To address these questions, making surfaces with different stiffness but with the same adhesivity and chemistry is the first challenging step. Inappropriate fabrication has the very real risk of introducing unintended changes to other surface properties, such as surface energy, porosity, or the density of adhesion sites, and thereby impacting adhesivity. In such a case, changes in adhesivity would be a confounding factor that made it difficult or impossible to disentangle the effects of adhesivity from those of surface stiffness.
Therefore, we fabricated surfaces consisting of a layer of hydrogel coated on a glass coverslip. By varying the thickness of hydrogel by an order of magnitude, we achieved surfaces with different effective stiffness while the surface chemistry remained unchanged. Consider an everyday-life example of a thin yoga mat versus a thick yoga mat; on a thin mat, you strongly feel the underlying studio floor. Or consider the anti-fatigue mats some people have in their kitchen – if the mat material is the same, a thicker mat will feel softer underfoot than will a thinner mat. Since the material of the hydrogel was the same regardless of thickness, adhesivity was unchanged.
What mechanical cues do bacteria perceive as they attach to surfaces with different stiffness? From equilibrium mechanics, we expect that, if adhesivity is unchanged, the bacteria attached to stiffer surfaces would undergo greater cellular deformation than those attached to softer surfaces. Greater deformation means larger changes in the mechanical stress and strain states of bacterial cell envelopes. This expectation is confirmed by our observation that the activity of mechanosensitive ion channels on bacterial cell membrane increases upon surface attachment and the increase is greater on thin gels, which act as a stiffer surface than thick gels.

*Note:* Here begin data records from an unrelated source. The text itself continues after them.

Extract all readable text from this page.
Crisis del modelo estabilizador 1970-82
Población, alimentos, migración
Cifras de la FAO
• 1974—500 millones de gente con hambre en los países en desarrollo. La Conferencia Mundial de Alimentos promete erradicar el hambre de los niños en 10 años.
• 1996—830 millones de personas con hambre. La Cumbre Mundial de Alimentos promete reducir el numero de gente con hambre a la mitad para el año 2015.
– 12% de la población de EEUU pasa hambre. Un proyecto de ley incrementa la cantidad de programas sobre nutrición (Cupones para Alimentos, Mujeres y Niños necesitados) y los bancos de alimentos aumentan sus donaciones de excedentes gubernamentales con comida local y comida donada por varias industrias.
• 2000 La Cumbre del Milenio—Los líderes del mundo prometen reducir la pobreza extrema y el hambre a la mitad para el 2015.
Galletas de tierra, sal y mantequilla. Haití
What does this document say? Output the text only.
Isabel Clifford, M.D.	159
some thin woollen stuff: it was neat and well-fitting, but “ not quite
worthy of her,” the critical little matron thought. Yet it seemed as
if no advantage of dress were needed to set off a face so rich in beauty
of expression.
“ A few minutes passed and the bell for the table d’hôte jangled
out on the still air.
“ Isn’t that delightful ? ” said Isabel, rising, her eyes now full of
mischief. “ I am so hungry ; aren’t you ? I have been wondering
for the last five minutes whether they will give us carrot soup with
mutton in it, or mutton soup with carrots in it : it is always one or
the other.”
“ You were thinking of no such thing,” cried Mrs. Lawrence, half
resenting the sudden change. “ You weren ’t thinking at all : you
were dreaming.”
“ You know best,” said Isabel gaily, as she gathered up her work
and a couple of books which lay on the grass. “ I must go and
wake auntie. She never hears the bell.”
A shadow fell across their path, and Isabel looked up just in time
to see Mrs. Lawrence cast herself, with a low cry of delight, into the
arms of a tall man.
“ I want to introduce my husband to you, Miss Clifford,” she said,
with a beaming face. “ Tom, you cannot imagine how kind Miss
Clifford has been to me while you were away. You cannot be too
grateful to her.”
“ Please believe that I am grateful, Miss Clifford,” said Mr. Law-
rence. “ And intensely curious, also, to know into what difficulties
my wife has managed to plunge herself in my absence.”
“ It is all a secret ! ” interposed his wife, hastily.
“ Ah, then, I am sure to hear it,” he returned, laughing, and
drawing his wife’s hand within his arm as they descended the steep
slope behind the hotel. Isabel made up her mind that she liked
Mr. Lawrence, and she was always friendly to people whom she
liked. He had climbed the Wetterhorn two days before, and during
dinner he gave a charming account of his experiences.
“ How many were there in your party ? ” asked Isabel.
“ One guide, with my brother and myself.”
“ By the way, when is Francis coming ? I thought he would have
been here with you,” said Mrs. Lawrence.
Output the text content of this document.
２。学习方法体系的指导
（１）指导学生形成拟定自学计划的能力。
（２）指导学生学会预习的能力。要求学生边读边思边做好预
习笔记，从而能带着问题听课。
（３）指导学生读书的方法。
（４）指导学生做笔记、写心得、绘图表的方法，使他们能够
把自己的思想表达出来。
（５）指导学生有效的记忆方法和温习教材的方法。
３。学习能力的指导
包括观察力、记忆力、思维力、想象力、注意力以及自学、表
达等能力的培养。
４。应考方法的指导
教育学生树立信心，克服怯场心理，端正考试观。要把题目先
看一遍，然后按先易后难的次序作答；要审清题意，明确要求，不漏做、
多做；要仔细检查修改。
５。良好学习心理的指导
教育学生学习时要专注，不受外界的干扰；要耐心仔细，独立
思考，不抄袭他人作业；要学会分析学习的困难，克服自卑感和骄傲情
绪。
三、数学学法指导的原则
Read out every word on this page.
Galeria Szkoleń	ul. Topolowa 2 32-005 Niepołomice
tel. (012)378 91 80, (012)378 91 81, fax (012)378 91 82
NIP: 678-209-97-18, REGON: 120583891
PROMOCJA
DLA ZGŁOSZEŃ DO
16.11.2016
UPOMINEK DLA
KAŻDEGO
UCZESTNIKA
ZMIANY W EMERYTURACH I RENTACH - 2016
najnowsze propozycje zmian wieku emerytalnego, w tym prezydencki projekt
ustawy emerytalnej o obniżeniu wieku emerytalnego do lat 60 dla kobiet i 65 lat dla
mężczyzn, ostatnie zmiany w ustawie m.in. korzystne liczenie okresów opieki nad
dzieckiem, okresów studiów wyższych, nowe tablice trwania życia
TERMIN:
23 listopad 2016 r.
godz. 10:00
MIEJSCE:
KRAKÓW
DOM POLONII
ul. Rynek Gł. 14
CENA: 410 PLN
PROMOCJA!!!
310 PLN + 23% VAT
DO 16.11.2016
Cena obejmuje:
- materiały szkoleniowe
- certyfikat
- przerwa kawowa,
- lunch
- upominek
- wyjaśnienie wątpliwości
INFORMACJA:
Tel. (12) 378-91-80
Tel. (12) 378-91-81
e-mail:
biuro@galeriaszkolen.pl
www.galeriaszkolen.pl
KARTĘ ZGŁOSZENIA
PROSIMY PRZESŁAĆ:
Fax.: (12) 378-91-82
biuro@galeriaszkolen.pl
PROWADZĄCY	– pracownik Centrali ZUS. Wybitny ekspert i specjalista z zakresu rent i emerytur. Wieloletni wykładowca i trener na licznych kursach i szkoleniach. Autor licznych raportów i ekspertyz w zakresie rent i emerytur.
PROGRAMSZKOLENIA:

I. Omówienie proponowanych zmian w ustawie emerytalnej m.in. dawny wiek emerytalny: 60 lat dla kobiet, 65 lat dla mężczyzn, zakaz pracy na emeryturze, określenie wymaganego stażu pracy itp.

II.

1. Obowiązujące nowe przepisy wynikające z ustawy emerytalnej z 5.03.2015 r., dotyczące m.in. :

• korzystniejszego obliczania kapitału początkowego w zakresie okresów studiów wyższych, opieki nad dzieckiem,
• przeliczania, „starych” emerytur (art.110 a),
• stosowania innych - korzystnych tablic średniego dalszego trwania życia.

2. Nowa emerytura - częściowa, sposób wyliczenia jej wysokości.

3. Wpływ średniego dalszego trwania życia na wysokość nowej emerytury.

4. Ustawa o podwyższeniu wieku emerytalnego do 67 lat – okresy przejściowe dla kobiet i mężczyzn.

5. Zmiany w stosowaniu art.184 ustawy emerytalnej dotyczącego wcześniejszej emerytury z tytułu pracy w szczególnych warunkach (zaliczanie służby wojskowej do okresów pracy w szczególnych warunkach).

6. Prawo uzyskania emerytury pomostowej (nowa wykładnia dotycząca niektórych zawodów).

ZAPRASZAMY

How, then, do bacteria respond to surface mechanics and how might this be linked to biofilm development? Using quantitative microscopy, we found that bacteria accumulate more on stiffer surfaces, EXCEPT for those bacteria that lack the PilY1 protein. Surface thickness does not impact the likelihood of bacteria encountering and initially interacting with the surface. However, bacteria on thin surfaces increase levels of intracellular cyclic-di-GMP much more than do bacteria on thick surfaces. Cyclic-di-GMP is a second messenger that controls biofilm initiation in a wide range of species. Cyclic-di-GMP downregulates motility, and therefore higher levels of cyclic-di-GMP on thin surfaces than on thick surfaces results in a lower probability of bacteria detaching from the thin surface than the thick surface. This results in greater accumulation of bacteria on thin surfaces than on thick surfaces.
Mutants lacking PilY1 have very similar levels of cyclic-di-GMP, motility, and detachment regardless of surface thickness, and as a result the accumulation of DpilY1 mutants is the same on both thick and thin surfaces. Thus, the bacterial “decision” to remain on the surface arises from bacterial mechanosensing and is mediated by the cell-surface-associated protein PilY1.
We suggest that changes in the mechanical stress and strain state of the cell envelope will occur any time bacteria stick to a surface, and that these changes will be more pronounced for gram-negative bacteria than for gram-positive. Given the near-ubiquity of biofilm formation and their importance as a problem in healthcare and in the built environment, this suggests that bacterial mechanosensing of surface mechanics, and links to biofilm initiation, is likely vastly understudied. Such studies have the potential to give rise to new approaches to biofilm prevention.